When night falls and people who have TN try to sleep, pain and fear can heighten. One reason is that trigeminal neuralgia, glossopharyngeal neuralgia, and other types of neuropathic facial issues, often get worse when an individual lies down. Also when we are not distracted by the business of the day, pain comes to the forefront of our consciousness. In a future post, I will feature a guest who will address these issues further.

In the night our mind, spirit, and body connection seems to increase. Consider the dreams you have had on occasion, how they revealed your unspoken desires, your deepest fears.

Fear is the enemy of anyone who has trigeminal neuralgia. We are frightened by the electrocution-type pains and wonder how we can endure more of them. After all, anyone who knows that he or she will get struck by lightening in the future has a right to be afraid.

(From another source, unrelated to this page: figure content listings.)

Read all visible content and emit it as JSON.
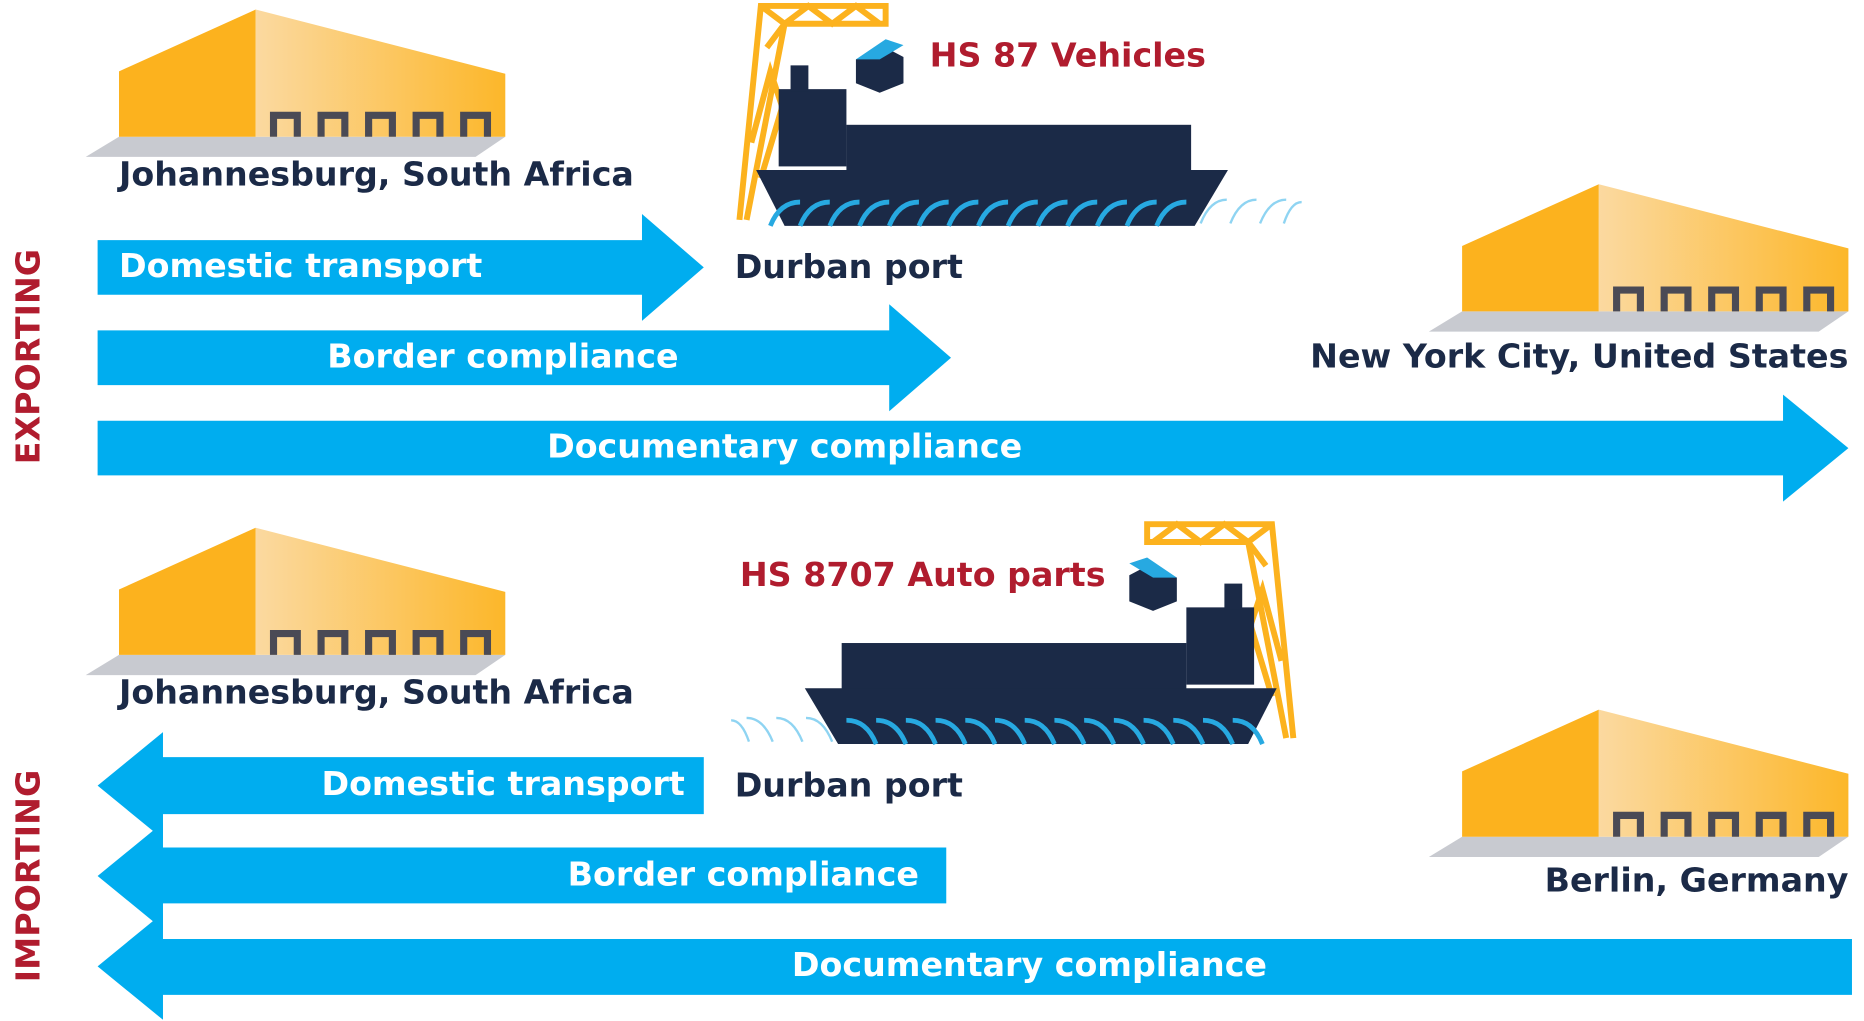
{
  "exporting": {
    "label": "EXPORTING",
    "product": "HS 87 Vehicles",
    "origin": "Johannesburg, South Africa",
    "port": "Durban port",
    "destination": "New York City, United States",
    "arrows": [
      "Domestic transport",
      "Border compliance",
      "Documentary compliance"
    ]
  },
  "importing": {
    "label": "IMPORTING",
    "product": "HS 8707 Auto parts",
    "origin": "Johannesburg, South Africa",
    "port": "Durban port",
    "destination": "Berlin, Germany",
    "arrows": [
      "Domestic transport",
      "Border compliance",
      "Documentary compliance"
    ]
  }
}
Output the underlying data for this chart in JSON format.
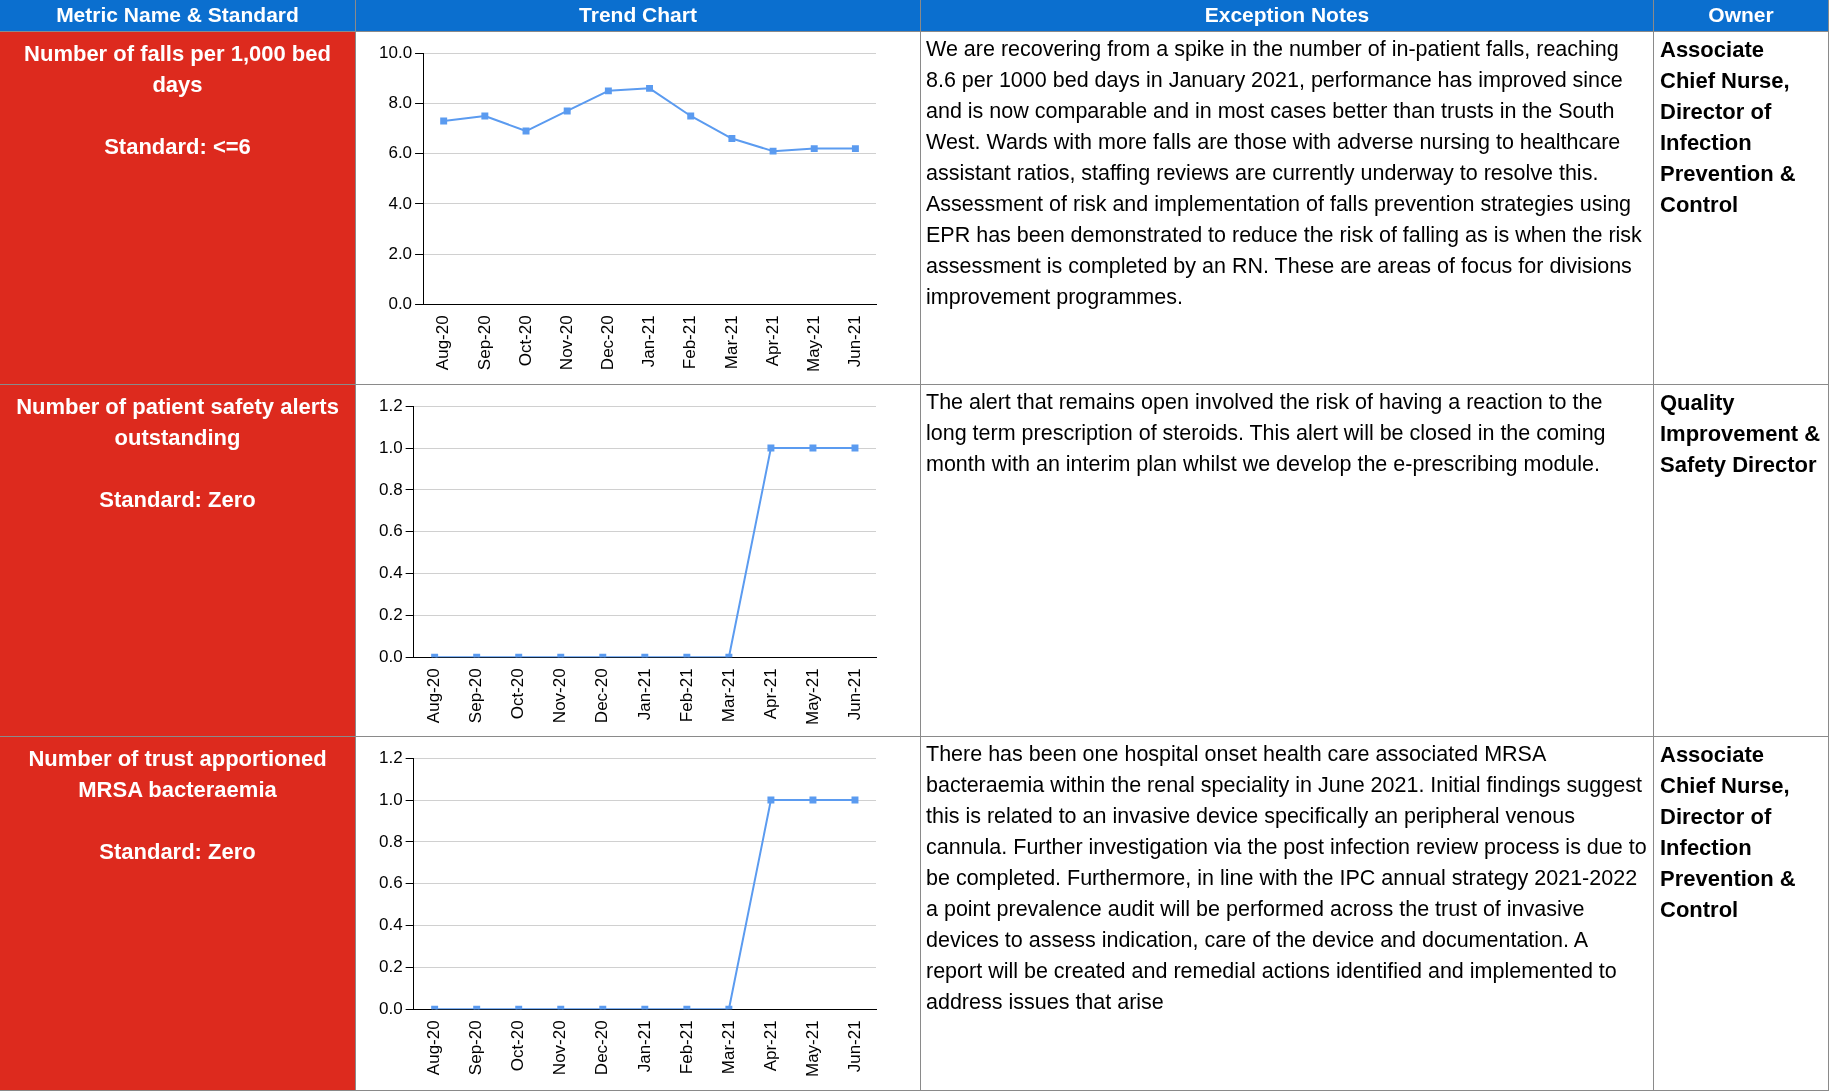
{
  "chart_data": [
    {
      "type": "other",
      "annotations": [
        "Metric Name & Standard",
        "Trend Chart",
        "Exception Notes",
        "Owner"
      ]
    },
    {
      "type": "other",
      "title": "Number of falls per 1,000 bed days",
      "subtitle": "Standard: <=6"
    },
    {
      "type": "line",
      "categories": [
        "Aug-20",
        "Sep-20",
        "Oct-20",
        "Nov-20",
        "Dec-20",
        "Jan-21",
        "Feb-21",
        "Mar-21",
        "Apr-21",
        "May-21",
        "Jun-21"
      ],
      "values": [
        7.3,
        7.5,
        6.9,
        7.7,
        8.5,
        8.6,
        7.5,
        6.6,
        6.1,
        6.2,
        6.2
      ],
      "color": "#5b9bf0",
      "ylim": [
        0,
        10
      ],
      "yticks": [
        {
          "value": 0,
          "label": "0.0"
        },
        {
          "value": 2,
          "label": "2.0"
        },
        {
          "value": 4,
          "label": "4.0"
        },
        {
          "value": 6,
          "label": "6.0"
        },
        {
          "value": 8,
          "label": "8.0"
        },
        {
          "value": 10,
          "label": "10.0"
        }
      ],
      "grid": "y",
      "marker": "square"
    },
    {
      "type": "other",
      "annotations": [
        "We are recovering from a spike in the number of in-patient falls, reaching 8.6 per 1000 bed days in January 2021, performance has improved since and is now comparable and in most cases better than trusts in the South West. Wards with more falls are those with adverse nursing to healthcare assistant ratios, staffing reviews are currently underway to resolve this. Assessment of risk and implementation of falls prevention strategies using EPR has been demonstrated to reduce the risk of falling as is when the risk assessment is completed by an RN. These are areas of focus for divisions improvement programmes.",
        "Associate Chief Nurse, Director of Infection Prevention & Control"
      ]
    },
    {
      "type": "other",
      "title": "Number of patient safety alerts outstanding",
      "subtitle": "Standard: Zero"
    },
    {
      "type": "line",
      "categories": [
        "Aug-20",
        "Sep-20",
        "Oct-20",
        "Nov-20",
        "Dec-20",
        "Jan-21",
        "Feb-21",
        "Mar-21",
        "Apr-21",
        "May-21",
        "Jun-21"
      ],
      "values": [
        0,
        0,
        0,
        0,
        0,
        0,
        0,
        0,
        1,
        1,
        1
      ],
      "color": "#5b9bf0",
      "ylim": [
        0,
        1.2
      ],
      "yticks": [
        {
          "value": 0,
          "label": "0.0"
        },
        {
          "value": 0.2,
          "label": "0.2"
        },
        {
          "value": 0.4,
          "label": "0.4"
        },
        {
          "value": 0.6,
          "label": "0.6"
        },
        {
          "value": 0.8,
          "label": "0.8"
        },
        {
          "value": 1,
          "label": "1.0"
        },
        {
          "value": 1.2,
          "label": "1.2"
        }
      ],
      "grid": "y",
      "marker": "square"
    },
    {
      "type": "other",
      "annotations": [
        "The alert that remains open involved the risk of having a reaction to the long term prescription of steroids. This alert will be closed in the coming month with an interim plan whilst we develop the e-prescribing module.",
        "Quality Improvement & Safety Director"
      ]
    },
    {
      "type": "other",
      "title": "Number of trust apportioned MRSA bacteraemia",
      "subtitle": "Standard: Zero"
    },
    {
      "type": "line",
      "categories": [
        "Aug-20",
        "Sep-20",
        "Oct-20",
        "Nov-20",
        "Dec-20",
        "Jan-21",
        "Feb-21",
        "Mar-21",
        "Apr-21",
        "May-21",
        "Jun-21"
      ],
      "values": [
        0,
        0,
        0,
        0,
        0,
        0,
        0,
        0,
        1,
        1,
        1
      ],
      "color": "#5b9bf0",
      "ylim": [
        0,
        1.2
      ],
      "yticks": [
        {
          "value": 0,
          "label": "0.0"
        },
        {
          "value": 0.2,
          "label": "0.2"
        },
        {
          "value": 0.4,
          "label": "0.4"
        },
        {
          "value": 0.6,
          "label": "0.6"
        },
        {
          "value": 0.8,
          "label": "0.8"
        },
        {
          "value": 1,
          "label": "1.0"
        },
        {
          "value": 1.2,
          "label": "1.2"
        }
      ],
      "grid": "y",
      "marker": "square"
    },
    {
      "type": "other",
      "annotations": [
        "There has been one hospital onset health care associated MRSA bacteraemia within the renal speciality in June 2021. Initial findings suggest this is related to an invasive device specifically an peripheral venous cannula. Further investigation via the post infection review process is due to be completed. Furthermore, in line with the IPC annual strategy 2021-2022 a point prevalence audit will be performed across the trust of invasive devices to assess indication, care of the device and documentation. A report will be created and remedial actions identified and implemented to address issues that arise",
        "Associate Chief Nurse, Director of Infection Prevention & Control"
      ]
    }
  ]
}
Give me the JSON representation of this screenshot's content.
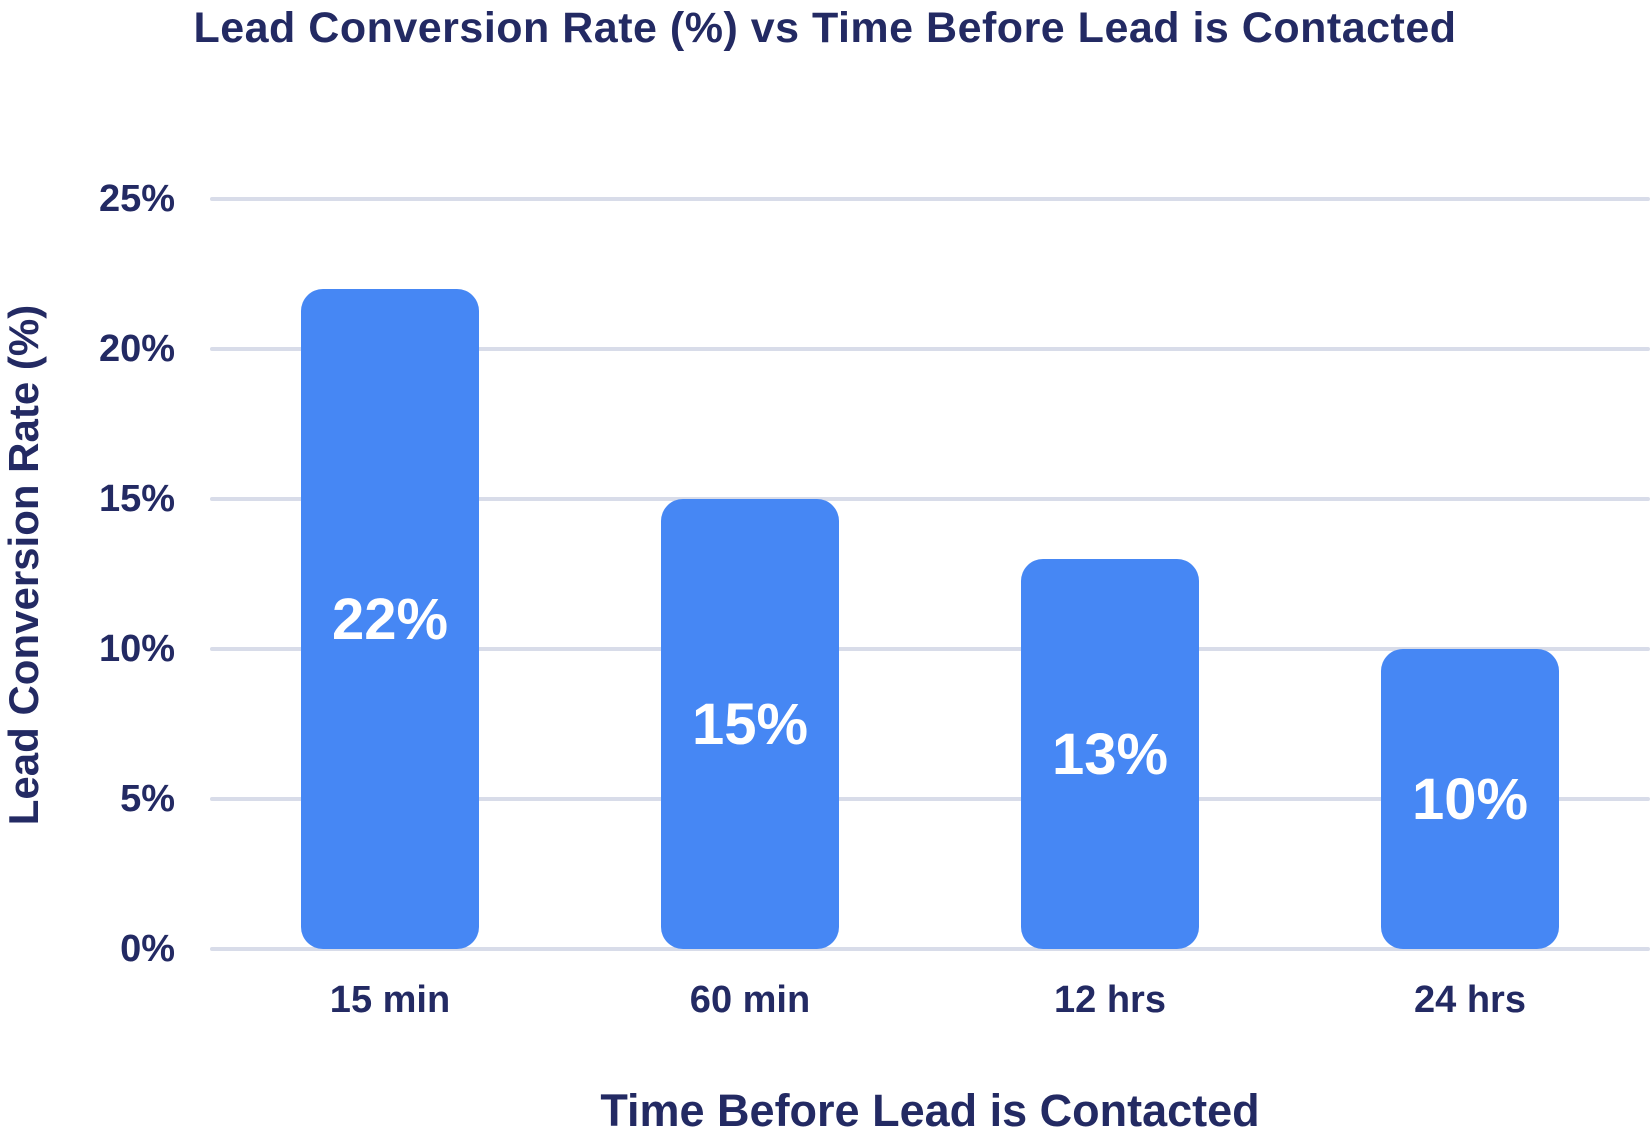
{
  "chart_data": {
    "type": "bar",
    "title": "Lead Conversion Rate (%) vs Time Before Lead is Contacted",
    "xlabel": "Time Before Lead is Contacted",
    "ylabel": "Lead Conversion Rate (%)",
    "categories": [
      "15 min",
      "60 min",
      "12 hrs",
      "24 hrs"
    ],
    "values": [
      22,
      15,
      13,
      10
    ],
    "bar_labels": [
      "22%",
      "15%",
      "13%",
      "10%"
    ],
    "y_tick_labels": [
      "25%",
      "20%",
      "15%",
      "10%",
      "5%",
      "0%"
    ],
    "y_tick_values": [
      25,
      20,
      15,
      10,
      5,
      0
    ],
    "ylim": [
      0,
      25
    ],
    "grid": "horizontal-only",
    "legend": "none",
    "colors": {
      "bar": "#4687F4",
      "text": "#232A63",
      "gridline": "#D8DCE9",
      "bar_label_text": "#FFFFFF",
      "background": "#FFFFFF"
    }
  }
}
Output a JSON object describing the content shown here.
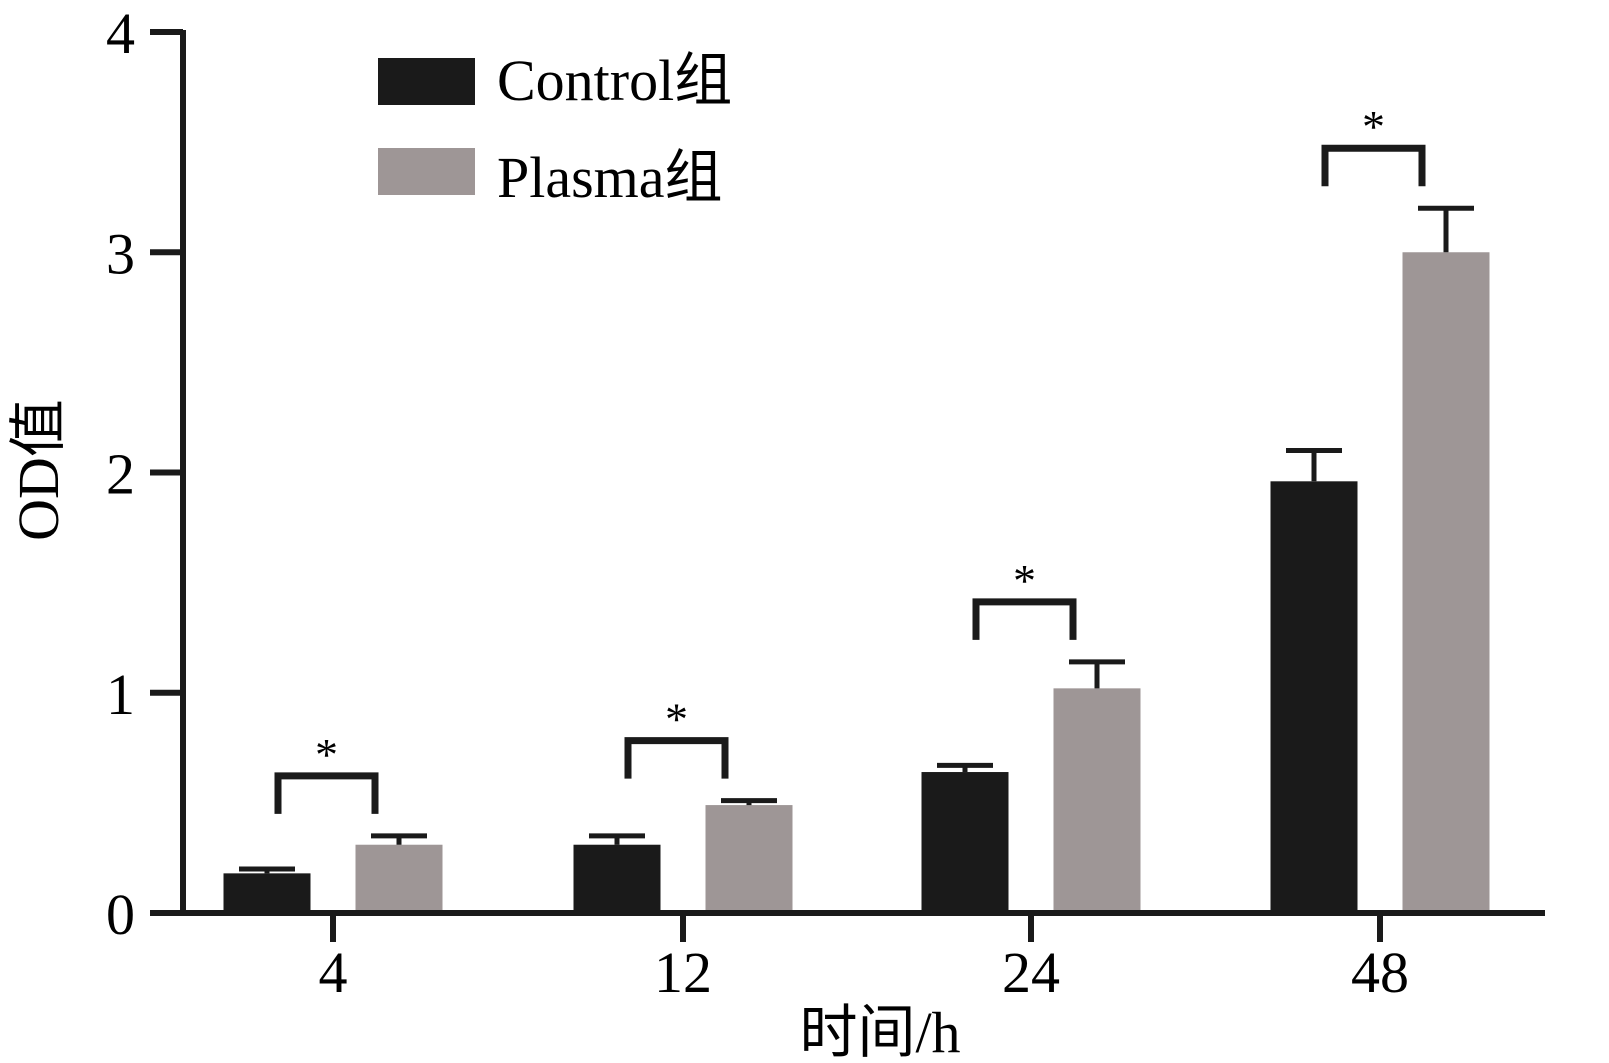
{
  "chart_data": {
    "type": "bar",
    "categories": [
      "4",
      "12",
      "24",
      "48"
    ],
    "series": [
      {
        "name": "Control组",
        "color": "#1a1a1a",
        "values": [
          0.18,
          0.31,
          0.64,
          1.96
        ],
        "errors": [
          0.02,
          0.04,
          0.03,
          0.14
        ]
      },
      {
        "name": "Plasma组",
        "color": "#9e9696",
        "values": [
          0.31,
          0.49,
          1.02,
          3.0
        ],
        "errors": [
          0.04,
          0.02,
          0.12,
          0.2
        ]
      }
    ],
    "significance": [
      "*",
      "*",
      "*",
      "*"
    ],
    "xlabel": "时间/h",
    "ylabel": "OD值",
    "ylim": [
      0,
      4
    ],
    "yticks": [
      "0",
      "1",
      "2",
      "3",
      "4"
    ],
    "grid": false,
    "legend_position": "top-left"
  }
}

We cannot control the pain, but we can try to reign in the trepidation. How we benefit from the mind, spirit, and body connection? By saying a prayer, we involve all three aspects of our being. Will you read this prayer with me? It is the 23rd Psalm.

The Lord is my shepherd; I shall not want. He makes me to lie down in green pastures; He leads me beside the still waters. He restores my soul; He leads me in the paths of righteousness For His name’s sake. Yea, though I walk through the valley of the shadow of death, I will fear no evil; For You are with me; Your rod and Your staff, they comfort me. You prepare a table before me in the presence of my enemies; You anoint my head with oil; My cup runs over. Surely goodness and mercy shall follow me All the days of my life; And I will dwell in the house of the Lord Forever.

By reading the prayer, we use both mind and body even if we read silently. And if saying the 23rd Psalm is done in hopes of having a better night, an individual has employed faith. Prayer could a be the vehicle that helps you begin to mend. 

Faith is like a muscle. If we do not use it, it shrinks to nothing. Pump up! Believe you can get better.